Como quem desperta de um pesadelo, percebo subitamente que estou há cerca de 30 minutos diante da minha televisão, procurando um filme para assistir, mas sem encontrar sequer um título que me agrade. A tela moderna de quase 50 polegadas exibe uma vasta seleção: 8.941 filmes e 2.616 séries.
No entanto, continuo pensando que o streaming não é capaz de me oferecer boas opções. É claro que não há como negar: muitos filmes têm enredos parecidos, são mais do mesmo, e o nível de criatividade é muitas vezes duvidoso.
Mas estar diante de mais de 10 mil opções e sentir que não tenho nenhuma é estranho para alguém que, na infância e juventude, tinha apenas uma televisão de tubo com imagens em preto e branco e se contentava em assistir a um dos três canais de TV aberta que pegavam na minha região.
A geração de hoje pode até não acreditar, mas eu fui um daqueles meninos que esperava ansioso pela segunda-feira para assistir a um filme "inédito" na Tela Quente da Rede Globo. Naquele tempo, a ausência de opções tornava o filme que passava o melhor do mundo.
Na manhã seguinte, na escola, nos reuníamos para comentar sobre o "filmaço" que tinha passado na noite anterior.
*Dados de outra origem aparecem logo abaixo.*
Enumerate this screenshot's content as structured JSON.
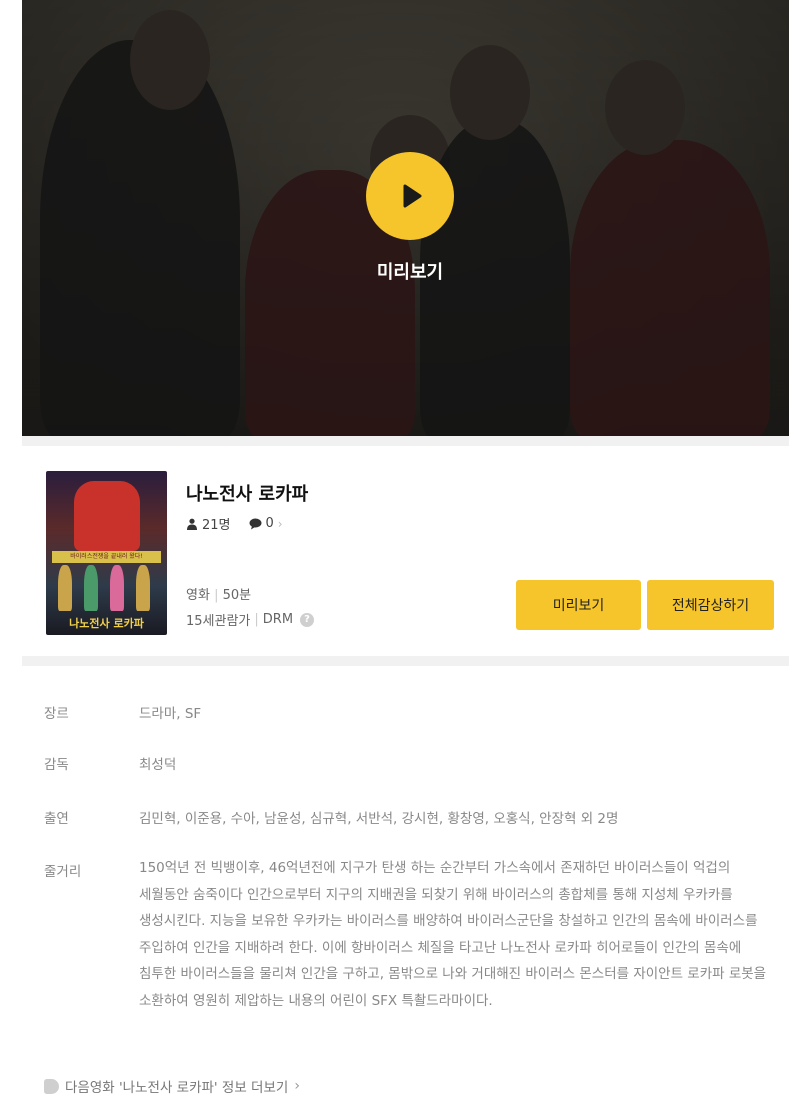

Aqueles que, por algum motivo, não conseguiam assistir se lamentavam por muito tempo, pois outra oportunidade para ver Arnold Schwarzenegger ou Jean-Claude Van Damme em ação poderia demorar meses. Para mim, o mais triste era quando eu conseguia assistir até a quarta parte do filme e pegava no sono antes do final.
Muitos anos se passaram e agora estou aqui, sentado no sofá diante de uma grande tela que me oferece infinitas opções. Analisando rapidamente meu passado, senti-me ingrato e envergonhado de mim mesmo. Então, larguei o controle remoto e fiquei refletindo até que ponto me permito ser moldado pelas ofertas que a vida moderna me disponibiliza. No tempo de escassez, eu aproveitava com alegria cada mínima possibilidade.
Hoje, com toda essa vastidão de opções, sinto-me em um labirinto que sempre me leva à indecisão ou à insatisfação. Mas isso acaba hoje! Não vou permitir que as facilidades sejam uma borracha apagando minha história e me transformando em uma pessoa ingrata e insatisfeita. De coração e mente, quero continuar sendo aquele menino que se sentia feliz e grato, mesmo quando só tinha arroz e feijão para comer todos os dias e um filme para assistir por semana.